Commentary

Mod Pods: Jon Swallen Finds Nets Are Altering Commercial Breaks

The drive toward commercial audience ratings is already beginning to impact the way TV networks format commercial breaks in their shows. That’s the top line of a new commercial pod analysis being released today at the AAAA media conference. The analysis, conducted by TNS research chief Jon Swallen, finds that most of the changes have so far occurred in one-hour shows for the obvious and simple reason: “There’s more flexibility in arranging pods within a 60-minute telecast as compared to a 30-minute broadcast.” More than 95% of one hour shows have give commercial breaks, while the same share of half-hour shows have only three commercial breaks. Swallen found that one-hour shows generally are pushing their first commercial break back in order to start the programs with more programming content in hopes of engaging and holding on to viewers longer. He found that only 20% of one-hour shows now air their first commercial break during the first four-minutes of their telecast, down from 32% a year ago. On the other end of the telecast, more of the one-hour shows are starting and ending their last commercial breaks earlier, a move Swallen thinks also is intended to hold on to viewers longer than if they were expecting a torrent of commercials to pop up at the end of the telecast. “The transition into the last break is often accompanied by an announcer voiceover advising viewers to stay tuned for more of the program – another retention technique,” Swallen notes.
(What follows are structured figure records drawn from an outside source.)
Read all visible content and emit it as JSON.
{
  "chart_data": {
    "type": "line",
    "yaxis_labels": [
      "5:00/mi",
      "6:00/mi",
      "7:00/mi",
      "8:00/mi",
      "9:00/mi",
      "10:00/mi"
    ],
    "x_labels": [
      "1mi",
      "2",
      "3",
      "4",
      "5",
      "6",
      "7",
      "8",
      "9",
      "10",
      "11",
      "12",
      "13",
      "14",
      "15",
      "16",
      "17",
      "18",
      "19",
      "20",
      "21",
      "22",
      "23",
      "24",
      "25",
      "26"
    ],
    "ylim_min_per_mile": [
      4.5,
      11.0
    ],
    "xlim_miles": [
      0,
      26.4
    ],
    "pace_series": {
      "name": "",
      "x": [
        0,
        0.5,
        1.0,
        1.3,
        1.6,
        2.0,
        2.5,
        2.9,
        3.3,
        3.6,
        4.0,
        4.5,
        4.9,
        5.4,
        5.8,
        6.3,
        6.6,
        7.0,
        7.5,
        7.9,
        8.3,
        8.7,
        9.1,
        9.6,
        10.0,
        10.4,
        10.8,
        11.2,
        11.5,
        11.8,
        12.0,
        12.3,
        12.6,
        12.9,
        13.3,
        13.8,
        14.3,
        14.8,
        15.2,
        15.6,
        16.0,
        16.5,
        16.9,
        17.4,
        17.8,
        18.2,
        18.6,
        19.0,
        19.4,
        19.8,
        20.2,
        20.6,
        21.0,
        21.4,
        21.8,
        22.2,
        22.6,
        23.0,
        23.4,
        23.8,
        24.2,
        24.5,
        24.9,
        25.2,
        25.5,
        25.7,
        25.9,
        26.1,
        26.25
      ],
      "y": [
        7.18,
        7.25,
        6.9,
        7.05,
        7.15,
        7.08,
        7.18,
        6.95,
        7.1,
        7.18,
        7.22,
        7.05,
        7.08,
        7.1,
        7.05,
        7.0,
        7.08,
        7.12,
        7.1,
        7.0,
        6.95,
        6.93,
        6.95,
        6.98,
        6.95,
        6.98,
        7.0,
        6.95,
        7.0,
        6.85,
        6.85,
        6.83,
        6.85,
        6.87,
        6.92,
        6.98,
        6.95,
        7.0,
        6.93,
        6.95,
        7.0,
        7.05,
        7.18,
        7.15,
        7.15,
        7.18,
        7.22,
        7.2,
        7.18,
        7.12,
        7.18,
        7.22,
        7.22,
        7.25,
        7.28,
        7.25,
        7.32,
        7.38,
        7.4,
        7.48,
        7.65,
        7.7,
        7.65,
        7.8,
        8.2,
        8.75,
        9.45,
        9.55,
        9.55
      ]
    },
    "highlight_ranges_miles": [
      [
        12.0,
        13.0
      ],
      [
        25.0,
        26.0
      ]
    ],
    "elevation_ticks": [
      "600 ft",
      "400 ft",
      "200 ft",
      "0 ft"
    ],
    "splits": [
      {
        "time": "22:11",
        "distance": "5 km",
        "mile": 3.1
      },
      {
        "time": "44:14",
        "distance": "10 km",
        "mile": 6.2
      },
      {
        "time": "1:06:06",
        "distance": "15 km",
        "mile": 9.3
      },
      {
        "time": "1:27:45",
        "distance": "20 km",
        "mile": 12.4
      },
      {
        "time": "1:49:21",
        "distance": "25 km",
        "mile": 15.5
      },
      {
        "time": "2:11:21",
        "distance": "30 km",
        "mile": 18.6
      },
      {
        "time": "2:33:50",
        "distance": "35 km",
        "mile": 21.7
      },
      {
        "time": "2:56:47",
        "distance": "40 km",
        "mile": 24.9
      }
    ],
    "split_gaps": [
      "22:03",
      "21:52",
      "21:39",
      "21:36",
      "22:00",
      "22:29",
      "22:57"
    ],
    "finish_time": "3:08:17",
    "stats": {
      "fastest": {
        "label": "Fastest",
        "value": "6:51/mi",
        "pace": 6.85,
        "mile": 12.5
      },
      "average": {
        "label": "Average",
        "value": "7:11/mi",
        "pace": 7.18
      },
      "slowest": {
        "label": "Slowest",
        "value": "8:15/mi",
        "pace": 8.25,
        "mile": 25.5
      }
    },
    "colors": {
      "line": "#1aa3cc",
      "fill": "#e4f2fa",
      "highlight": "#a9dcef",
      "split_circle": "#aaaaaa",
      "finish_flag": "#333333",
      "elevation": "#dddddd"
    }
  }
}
Despite this experimentation, Swallen doesn’t expect to see wholesale changes in the way the networks format their commercial breaks anytime soon. “Experimentation with alternative pod layouts will expand cautiously and conservatively,” he says. “The total amount of commercial time per program will remain a limiting factor in terms of what can be done and the proportion of units/pods that might be affected. As ad time creeps upward, it reduces flexibility for effective arrangement of that time within the telecast.” Swallen characterizes the near future more as a period of “tinkering” than radical changes in commercial formats.